By Grant Stoner | Staff Writer
Nintendo, I think it’s time that you and I had a little chat. I’ve been a devoted fan throughout my entire gaming life. I’ve purchased every system (including the egregiously inaccessible Wii) knowing that your vast array of titles will keep me entertained. However, your recent inabilities to accommodate disabled players has left me sick to my stomach.
Now, I will admit, you are trying. Your efforts to apply fully customizable controls to ARMS is admirable. However, one accessible game within your library is certainly not enough. Greater efforts need to be taken to ensure that your games are accessible, as well as enjoyable.
You already know how I feel about the Switch. Spending $350 for a rectangular paperweight was not an experience that I would like to repeat. The Legend of Zelda: Breath of the Wild marks the second game in the franchise that I have been unable to play. Yet my struggles did not come from an inability to utilize motion controls, but rather an inability to configure the buttons.

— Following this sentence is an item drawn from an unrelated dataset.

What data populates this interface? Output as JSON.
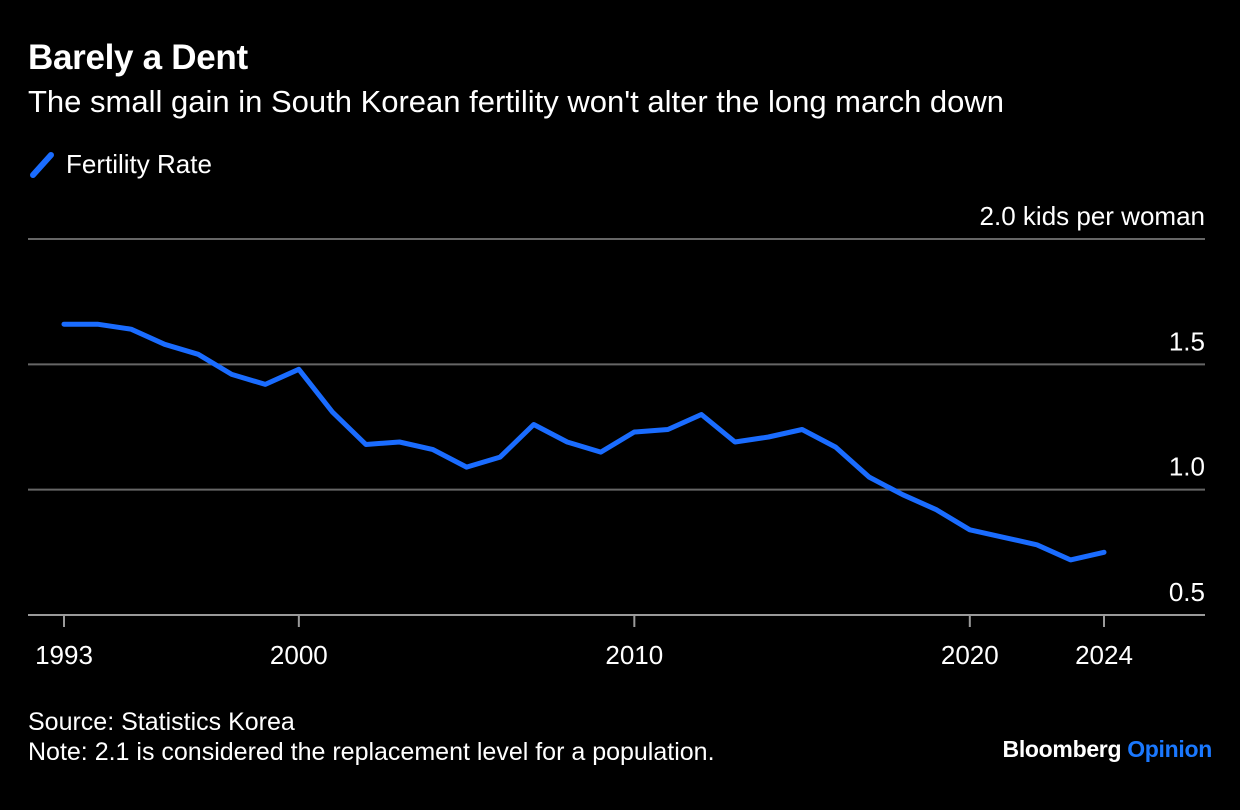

Could I forgive you for this lack of inclusion? Possibly. But your most recent game proves that you have yet to learn your lesson.
I am, of course, referring to the launch of Metroid: Samus Returns.
For over a decade, fans of the series, myself included, have been left wanting a proper Metroid game. With this remake of the classic Game Boy title, developer Mercury Steam has certainly delivered. Boasting an impressive 88 percent on Metacritic, Metroid: Samus Returns brings Samus Aran back to her roots by allowing gamers to traverse the ever-expanding caverns of SR388, while collecting an extensive list of power-ups and upgrades.
With this much praise, you may be asking yourself, “Grant, when can we expect a review?”
Once again, Nintendo, you have demonstrated that you are unwilling to accommodate disabled gamers. Metroid: Samus Returns makes it abundantly clear that both shoulder buttons must be used on the Nintendo 3DS. The “R” bumper is relegated to activating missiles, a feature that cannot be ignored for any Metroid title, while the “L” bumper activates a new form, allowing Samus to freely engage any enemy. Traditionally played on a 2D plane, Metroid: Samus Returns enables the fearless bounty hunter to enter “Free Aim” mode, allowing her to fire in a 360 degree zone. While holding down the “L” button, Samus can destroy environments, defeat roaming monsters and even scan her surroundings to search for hidden upgrades.
My twisted and mangled hands prevent me from ever reaching these two immensely important buttons. But what truly angers me about this situation is why on this inaccessible green Earth didn’t Mercury Steam, or Nintendo, for that matter, provide gamers with an option to toggle these features On the 3DS’ touch screen? Nintendo has regularly implemented actions on every device that comes with a touch screen. Aside from motion controls, touch screens are their gimmick. Yet, with Metroid: Samus Returns, the 3DS’ second screen has been reduced to not much more than a map. What could have been a valuable tool for me, and other people like me, is stripped of much of its potential.
I am well aware that implementing accessible options takes time. In fact, some developers may fear that adding these accommodations could possibly delay the launch of their game. However, knowing that Sony and Microsoft, arguably your two biggest competitors, have already applied accessible features, it baffles me as to why you continue to ignore a significant population of the gaming community. If this behavior keeps up, I think it would be best if we took a break.